Huntsworth plc has entered into a conditional agreement to acquire 80% of Navience Healthcare Solutions LLC

Huntsworth plc, the healthcare and communications group, today announces  it has entered into a conditional agreement to acquire 80% of Navience Healthcare Solutions LLC (“Navience”), an independent payer advisory and marketing agency, for an initial cash consideration of $24m (the “Initial Consideration”). It is intended that the Initial Consideration will be funded by a placing of new ordinary shares in the capital of the Company (the “Placing”), to raise approximately £18m, with any proceeds in excess of the Initial Consideration to be used to pay expenses relating to the acquisition and the Placing.

Transaction highlights:

Navience is a payer advisory and marketing agency, based in Princeton, New Jersey, in the US. Navience operates in the fast-growing payer marketing segment by helping its clients develop and execute a market access and pricing strategy for their products. Its client base is predominantly big-cap pharmaceutical companies.

Navience is wholly owned by its founder, John Shamsey, who will remain with the business.

The consideration for 80% of the equity of Navience consists of an initial cash consideration on closing of $24m, subject to adjustment for working capital, together with deferred consideration based on a multiple of earnings for the two years ending 31 December 2019, which is subject to a cap of $40m. The remaining 20% of Navience’s equity will be subject to put and call rights that are exercisable in May of each calendar year commencing in 2022 (the “Put and Call”).  The value of the 20% of Navience’s equity that is subject to the Put and Call will be determined based on a multiple of Navience’s earnings over the two calendar years that precede the exercise of the Put and Call. Huntsworth is entitled to settle any deferred consideration and any consideration due under the Put and Call either in cash, by the issue of ordinary shares in the Company (“Shares”) or by a mixture of cash and the issue of Shares. The maximum aggregate consideration (excluding any adjustment to the initial consideration for working capital) payable by Huntsworth for 100% of the equity of Navience will be capped at $94m.

In 2017, Navience delivered revenues of $6.4m (2016: $3.0m) and adjusted EBITDA (before vendor remuneration) of $3.8m (2016: $0.9m).
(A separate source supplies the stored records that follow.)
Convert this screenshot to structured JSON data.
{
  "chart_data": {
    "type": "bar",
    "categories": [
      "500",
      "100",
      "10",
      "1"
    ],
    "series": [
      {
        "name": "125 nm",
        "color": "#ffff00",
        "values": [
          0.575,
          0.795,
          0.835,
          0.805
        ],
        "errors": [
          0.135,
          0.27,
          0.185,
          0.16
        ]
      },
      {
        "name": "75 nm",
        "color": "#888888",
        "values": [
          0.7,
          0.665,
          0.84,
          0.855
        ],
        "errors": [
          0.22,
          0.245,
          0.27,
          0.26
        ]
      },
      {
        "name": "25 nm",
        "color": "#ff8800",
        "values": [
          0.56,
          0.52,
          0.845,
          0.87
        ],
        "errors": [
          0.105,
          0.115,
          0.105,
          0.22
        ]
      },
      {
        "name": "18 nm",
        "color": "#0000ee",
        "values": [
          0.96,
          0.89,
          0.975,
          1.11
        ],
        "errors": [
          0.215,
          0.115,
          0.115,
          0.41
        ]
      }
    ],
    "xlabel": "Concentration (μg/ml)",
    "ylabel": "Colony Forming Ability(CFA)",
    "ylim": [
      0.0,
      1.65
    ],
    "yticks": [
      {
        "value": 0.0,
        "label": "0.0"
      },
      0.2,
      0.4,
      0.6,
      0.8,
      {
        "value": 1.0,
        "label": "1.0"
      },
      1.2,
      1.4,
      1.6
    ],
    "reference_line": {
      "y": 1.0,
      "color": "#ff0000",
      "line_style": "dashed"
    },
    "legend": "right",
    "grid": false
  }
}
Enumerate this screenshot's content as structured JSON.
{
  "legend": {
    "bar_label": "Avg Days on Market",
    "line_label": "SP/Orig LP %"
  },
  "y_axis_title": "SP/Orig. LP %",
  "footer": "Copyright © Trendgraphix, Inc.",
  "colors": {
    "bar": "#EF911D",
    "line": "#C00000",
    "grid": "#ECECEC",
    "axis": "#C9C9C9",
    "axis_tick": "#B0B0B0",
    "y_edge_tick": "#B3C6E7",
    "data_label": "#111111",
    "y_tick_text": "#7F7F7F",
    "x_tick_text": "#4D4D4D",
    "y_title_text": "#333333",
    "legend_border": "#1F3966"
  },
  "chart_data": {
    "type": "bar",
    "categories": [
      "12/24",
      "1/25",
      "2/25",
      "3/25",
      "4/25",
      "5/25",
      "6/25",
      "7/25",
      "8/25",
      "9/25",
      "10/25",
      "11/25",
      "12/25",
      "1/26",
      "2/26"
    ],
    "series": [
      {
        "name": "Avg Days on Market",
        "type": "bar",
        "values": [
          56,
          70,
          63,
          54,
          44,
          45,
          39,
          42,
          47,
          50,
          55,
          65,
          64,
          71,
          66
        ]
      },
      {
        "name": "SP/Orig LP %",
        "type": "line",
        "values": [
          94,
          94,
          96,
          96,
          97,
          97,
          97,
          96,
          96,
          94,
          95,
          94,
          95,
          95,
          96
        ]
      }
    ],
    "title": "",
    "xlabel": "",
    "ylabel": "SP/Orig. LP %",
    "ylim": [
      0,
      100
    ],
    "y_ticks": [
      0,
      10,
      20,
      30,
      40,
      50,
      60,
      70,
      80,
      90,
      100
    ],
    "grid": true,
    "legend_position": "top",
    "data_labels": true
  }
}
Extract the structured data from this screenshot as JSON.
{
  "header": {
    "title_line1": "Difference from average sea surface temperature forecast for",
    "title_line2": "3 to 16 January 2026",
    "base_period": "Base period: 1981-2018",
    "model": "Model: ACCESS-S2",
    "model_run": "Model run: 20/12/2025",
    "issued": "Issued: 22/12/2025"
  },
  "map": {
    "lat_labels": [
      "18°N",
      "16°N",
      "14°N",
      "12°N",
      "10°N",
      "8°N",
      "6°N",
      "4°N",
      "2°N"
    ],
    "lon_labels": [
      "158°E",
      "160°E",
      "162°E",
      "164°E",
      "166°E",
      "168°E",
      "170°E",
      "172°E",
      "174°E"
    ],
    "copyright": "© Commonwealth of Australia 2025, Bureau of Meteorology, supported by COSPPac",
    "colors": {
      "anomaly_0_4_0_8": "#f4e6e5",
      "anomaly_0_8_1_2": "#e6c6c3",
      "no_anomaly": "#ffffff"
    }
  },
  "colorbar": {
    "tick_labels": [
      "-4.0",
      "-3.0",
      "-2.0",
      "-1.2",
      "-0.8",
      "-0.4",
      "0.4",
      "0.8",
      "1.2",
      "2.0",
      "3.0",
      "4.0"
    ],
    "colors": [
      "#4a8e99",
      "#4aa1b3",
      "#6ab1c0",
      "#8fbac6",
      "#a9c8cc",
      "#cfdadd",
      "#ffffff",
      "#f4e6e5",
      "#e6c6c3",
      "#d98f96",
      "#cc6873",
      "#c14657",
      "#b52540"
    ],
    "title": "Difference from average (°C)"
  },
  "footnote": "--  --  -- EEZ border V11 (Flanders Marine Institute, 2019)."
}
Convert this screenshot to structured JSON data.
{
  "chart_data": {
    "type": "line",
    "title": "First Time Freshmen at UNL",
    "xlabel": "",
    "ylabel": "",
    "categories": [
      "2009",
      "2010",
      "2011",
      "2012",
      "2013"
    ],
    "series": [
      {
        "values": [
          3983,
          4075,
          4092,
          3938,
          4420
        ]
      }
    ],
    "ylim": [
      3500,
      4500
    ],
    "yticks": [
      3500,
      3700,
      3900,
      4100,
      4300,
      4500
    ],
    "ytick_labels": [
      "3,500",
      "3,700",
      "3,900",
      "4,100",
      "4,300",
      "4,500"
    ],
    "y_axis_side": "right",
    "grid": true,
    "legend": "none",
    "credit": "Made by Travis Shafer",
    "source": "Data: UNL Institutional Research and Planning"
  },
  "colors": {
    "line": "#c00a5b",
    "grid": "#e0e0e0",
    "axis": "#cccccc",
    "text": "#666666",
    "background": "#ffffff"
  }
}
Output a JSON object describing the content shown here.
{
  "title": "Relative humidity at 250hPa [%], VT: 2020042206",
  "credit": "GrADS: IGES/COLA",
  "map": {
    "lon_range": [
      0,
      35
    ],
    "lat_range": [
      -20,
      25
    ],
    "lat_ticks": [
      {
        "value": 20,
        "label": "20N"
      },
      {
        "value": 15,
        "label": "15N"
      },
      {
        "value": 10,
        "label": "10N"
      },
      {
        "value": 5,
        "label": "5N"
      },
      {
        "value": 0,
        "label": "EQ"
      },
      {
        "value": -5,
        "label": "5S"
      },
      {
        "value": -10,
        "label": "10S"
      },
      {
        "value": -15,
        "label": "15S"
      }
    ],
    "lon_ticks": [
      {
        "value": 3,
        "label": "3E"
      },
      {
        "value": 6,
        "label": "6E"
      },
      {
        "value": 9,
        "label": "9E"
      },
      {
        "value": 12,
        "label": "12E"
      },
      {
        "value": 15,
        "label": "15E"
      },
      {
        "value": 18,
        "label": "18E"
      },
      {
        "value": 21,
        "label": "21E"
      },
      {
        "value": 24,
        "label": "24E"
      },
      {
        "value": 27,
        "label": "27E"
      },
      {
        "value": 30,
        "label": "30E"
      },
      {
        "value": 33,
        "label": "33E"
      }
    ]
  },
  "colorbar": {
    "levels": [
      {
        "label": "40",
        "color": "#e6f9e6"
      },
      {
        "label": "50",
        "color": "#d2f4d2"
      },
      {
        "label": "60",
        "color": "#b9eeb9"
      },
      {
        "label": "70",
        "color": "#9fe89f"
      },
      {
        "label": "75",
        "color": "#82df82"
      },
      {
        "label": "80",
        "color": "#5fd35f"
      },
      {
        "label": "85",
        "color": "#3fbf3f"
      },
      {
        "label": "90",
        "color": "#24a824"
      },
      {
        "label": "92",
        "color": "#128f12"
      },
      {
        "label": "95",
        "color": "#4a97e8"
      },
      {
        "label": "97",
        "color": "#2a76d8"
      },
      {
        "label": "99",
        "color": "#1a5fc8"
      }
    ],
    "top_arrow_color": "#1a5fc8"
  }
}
The strong margins are a result of its consulting-type work, combined with fixed fees that allow for efficiencies within the fee structure. The Directors believe the combined offering will allow the Marketing group to access larger, broader and more international assignments.

The Group expects the acquisition to be accretive to the Group’s earnings in the next financial year. Navience’s gross assets were $2.5m as at 31 December 2017.